Chaque samedi, un financier différent répond à nos questions. Il donne sa lecture des marchés, offre son point de vue sur la Bourse et lance quelques conseils d'investissement. Cette semaine, Ian Scullion, de Gestion globale d'actifs CIBC.

Q: À votre avis, quel est l'événement le plus significatif des derniers jours à la Bourse?

Depuis le début le creux boursier du début du mois, les nouvelles de la part des financières américaines sont un peu moins négatives. C'est ce qui a fait repartir les marchés.

 

Cette semaine, cette tendance s'est poursuivie du coté européen. Barclays et Fortis n'ont pas eu besoin de nouveaux capitaux gouvernementaux. Ce sont des signes qui confirment qu'on se dirige peut-être vers une stabilisation.

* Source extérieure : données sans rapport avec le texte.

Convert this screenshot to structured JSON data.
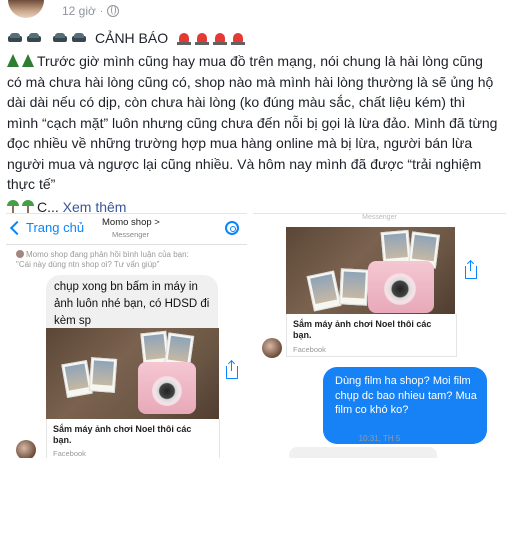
{
  "post": {
    "time": "12 giờ",
    "separator": "·",
    "title": "CẢNH BÁO",
    "lines": [
      "Trước giờ mình cũng hay mua đồ trên mạng, nói chung là hài lòng cũng",
      "có mà chưa hài lòng cũng có, shop nào mà mình hài lòng thường là sẽ ủng hộ",
      "dài dài nếu có dịp, còn chưa hài lòng (ko đúng màu sắc, chất liệu kém) thì",
      "mình “cạch mặt” luôn nhưng cũng chưa đến nỗi bị gọi là lừa đảo. Mình đã từng",
      "đọc nhiều về những trường hợp mua hàng online mà bị lừa, người bán lừa",
      "người mua và ngược lại cũng nhiều. Và hôm nay mình đã được “trải nghiệm",
      "thực tế”"
    ],
    "truncated": "C...",
    "see_more": "Xem thêm"
  },
  "left_screenshot": {
    "back_label": "Trang chủ",
    "shop_name": "Momo shop >",
    "shop_sub": "Messenger",
    "system_msg_1": "Momo shop đang phản hồi bình luận của bạn:",
    "system_msg_2": "\"Cái này dùng ntn shop oi? Tư vấn giúp\"",
    "bubble_text": "chụp xong bn bấm in máy in ảnh luôn nhé bạn, có HDSD đi kèm sp",
    "card_title_1": "Sắm máy ảnh chơi Noel thôi các",
    "card_title_2": "bạn.",
    "card_source": "Facebook"
  },
  "right_screenshot": {
    "top_label": "Messenger",
    "card_title_1": "Sắm máy ảnh chơi Noel thôi các",
    "card_title_2": "bạn.",
    "card_source": "Facebook",
    "bubble_text": "Dùng film ha shop? Moi film chụp dc bao nhieu tam? Mua film co khó ko?",
    "timestamp": "10:31, TH 5"
  }
}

Un autre élément majeur a contribué à la hausse des marchés. Aux États-Unis, le Financial Accounting Standards Board va assouplir les règles comptables pour les sociétés financières.

Depuis 2007, les sociétés doivent évaluer la valeur marchande de leurs placements, à chaque trimestre, ce qui les a forcées à inscrire d'énormes pertes sur papier. Ces dévaluations ont réduit leurs capitaux, ce qui les a obligées à se refinancer pour pouvoir continuer à prêter. Maintenant, les sociétés pourront utiliser d'autres mesures d'évaluation, pour certains actifs.

Q: Quel indicateur surveillez-vous le plus attentivement en ce moment?

Notre philosophie repose sur la sélection de titres, plutôt que sur l'analyse d'indicateurs macroéconomiques. Chaque jour, nous rencontrons des dirigeants d'entreprises à travers le monde. C'est le cumul de ces informations qui dicte notre ligne de pensée.

En 2007, ce cumul nous disait qu'il y avait de la spéculation dans les financières, les pays émergents, les matières premières. Aujourd'hui, les présidents d'entreprises hésitent encore à s'avancer pour les deux prochains trimestres. Il y a peu d'éléments positifs qui nous disent que l'économie réelle ira mieux. Ce n'est pas encore rose.

Q: Que feriez-vous avec 10 000$ à investir?

Il faut identifier des secteurs qui ont de bonnes perspectives de croissance à long terme. Puis, il faut trouver les joueurs dominants dans ces secteurs, ceux qui ont un avantage concurrentiel, un excellent réseau de distribution, une marque de commerce, des innovations.

Il y a des occasions d'achat comme je n'en ai jamais vu: des sociétés formidables qu'on peut acheter à moitié prix. Dans le secteur de la santé, je pense à la suisse Synthes ou Patterson Dental Supply. Dans les produits consommation, je pense à des noms très connus comme Heineken. Dans les gaz industriels, Air Liquide, Praxair, Air Products. Dans l'édition électronique, Reed Elsevier.

Q: Quel placement évitez-vous à tout prix?

Il faut porter attention à la situation financière des sociétés (bilan solide, fonds autogénérés excédentaires). Il ne faut surtout pas spéculer sur les titres qui ont baissé de 60% en pensant qu'ils remonteront. La crise peut encore durer: les sociétés faibles risquent de disparaître.

Attention aux financières américaines et européennes (certaines ne sont pas sorties du bois), au secteur des matériaux (la demande continue de ralentir) et aux économies émergentes (il y a deux ans c'étaient le Klondike, mais aujourd'hui les investissements sont à sec).

Q: Quel est l'élément que les marchés sous-estiment le plus présentement?

Les analystes financiers sont encore trop optimistes. Ils surestiment la capacité des entreprises à passer à travers la crise. Les bénéfices des entreprises risquent de décevoir.

À plus long terme, l'inconnue c'est l'inflation. Les gouvernements impriment de l'argent à n'en plus finir. On n'a pas idée à quel point cela peut avoir un impact négatif sur l'inflation à moyen terme. Est-ce qu'on met juste un diachylon sur le problème? Nous aurons peut-être un réveil brutal.